Le soleil était déjà haut dans le ciel. Ses rayons vifs passaient à travers la petite fenêtre ronde au-dessus de la baignoire à pattes de lion, illuminant la poussière qui flottait dans l'air comme s'il s'agissait de milliers de fées microscopiques virevoltant autour d'elle.

Pantelante, un tremblement imperceptible secouant son corps endolori, elle se releva péniblement. Les bleus sur sa main étaient plus effrayants qu'ils ne la faisaient souffrir, mais sa cuisse la lançait toujours; la plaie était brûlante à travers le bandage qu'elle s'était confectionné.

Son reflet dans le miroir la fit sursauter; cheveux ébouriffés, rouge à lèvre étalé autour de la bouche, le contour des yeux tâché de noir. Pathétique. Elle avait l'air tout bonnement pathétique, et son ample chemise de nuit en flanelle blanche ne faisait rien pour arranger le tableau.

Retenant un soupir, elle ouvrit les deux robinets rouillés du lavabo pour s'asperger le visage d'eau tiède, ses mains en coupe sous le faible filet qui en sortit.

Froide.

Yra les referma et les rouvrit plusieurs fois, jurant entre ses dents.

Sa mère allait la rendre folle. Sa seule responsabilité était de payer les utilités avec l'or que leur oncle envoyait tous les mois—et même ça semblait être trop lui demander.

Elles allaient être coincées avec de l'eau glaciale pour le reste du mois. Génial.

Elle arrosa malgré tout son visage collant de sueur, tentant de s'éclaircir l'esprit. Encore et encore, l'eau froide percuta sa figure, comme si la chair de poule qui la parcourait pouvait lui faire oublier le cauchemar qu'avait été la soirée de la veille.

En vain.

Lord Deric et son ignoble verre de sang. Miranda et ses remarques acerbes. Le craquement abominable de son cou cédant sous la prise de Deric. La façon dont ce monstre avait jeté la courtisane contre le mur, comme si elle n'avait été rien de plus qu'un jouet usé pour lequel son intérêt s'était épuisé.

Elle n'avait rien fait pour l'aider. Miranda avait été assassinée sous ses yeux, et elle n'avait rien fait.

Yra serra les paupières, ses mains agrippant la porcelaine jaunie du lavabo d'une force telle que ses jointures en blanchirent.
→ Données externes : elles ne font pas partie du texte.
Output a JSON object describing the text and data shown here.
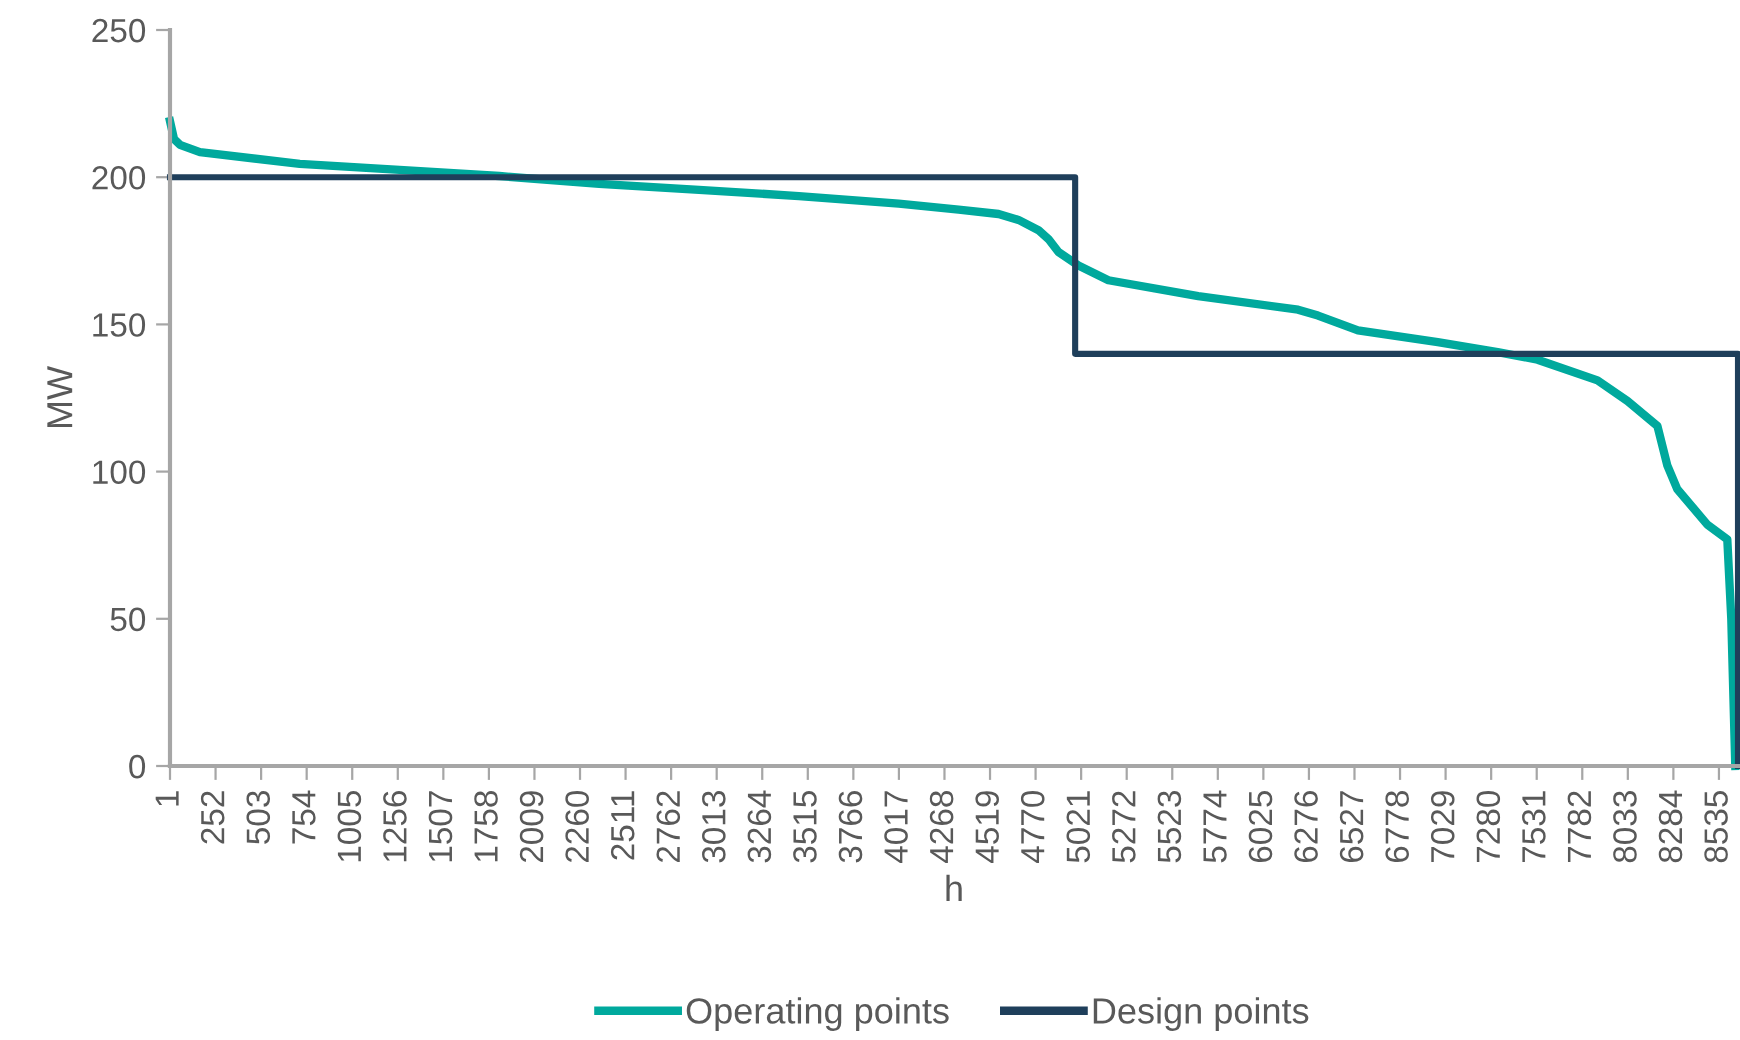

La nausée menaçait de l'envahir de nouveau.

L'image du corps sans vie de Miranda ne voulait pas s'estomper.

Mille-et-une questions à propos de la jeune femme tourbillonnaient dans son esprit. Elle ne l'avait connue que le temps d'une soirée, et Miranda n'avait pas exactement brillé par sa gentillesse, mais ce qu'elle avait aperçue sous sa façade lors de leur brève conversation l'obnubilait.

Miranda avait certainement eu des rêves, des envies, des espoirs. Même si elle lui avait semblée résignée à son sort, elle ne pouvait croire que la vie de la courtisane se résumait à ça. Tenir compagnie à des hommes fortunés, servir de repas sur pattes à ce genre de monstre—non. Il y avait sûrement plus; il devait y avoir plus.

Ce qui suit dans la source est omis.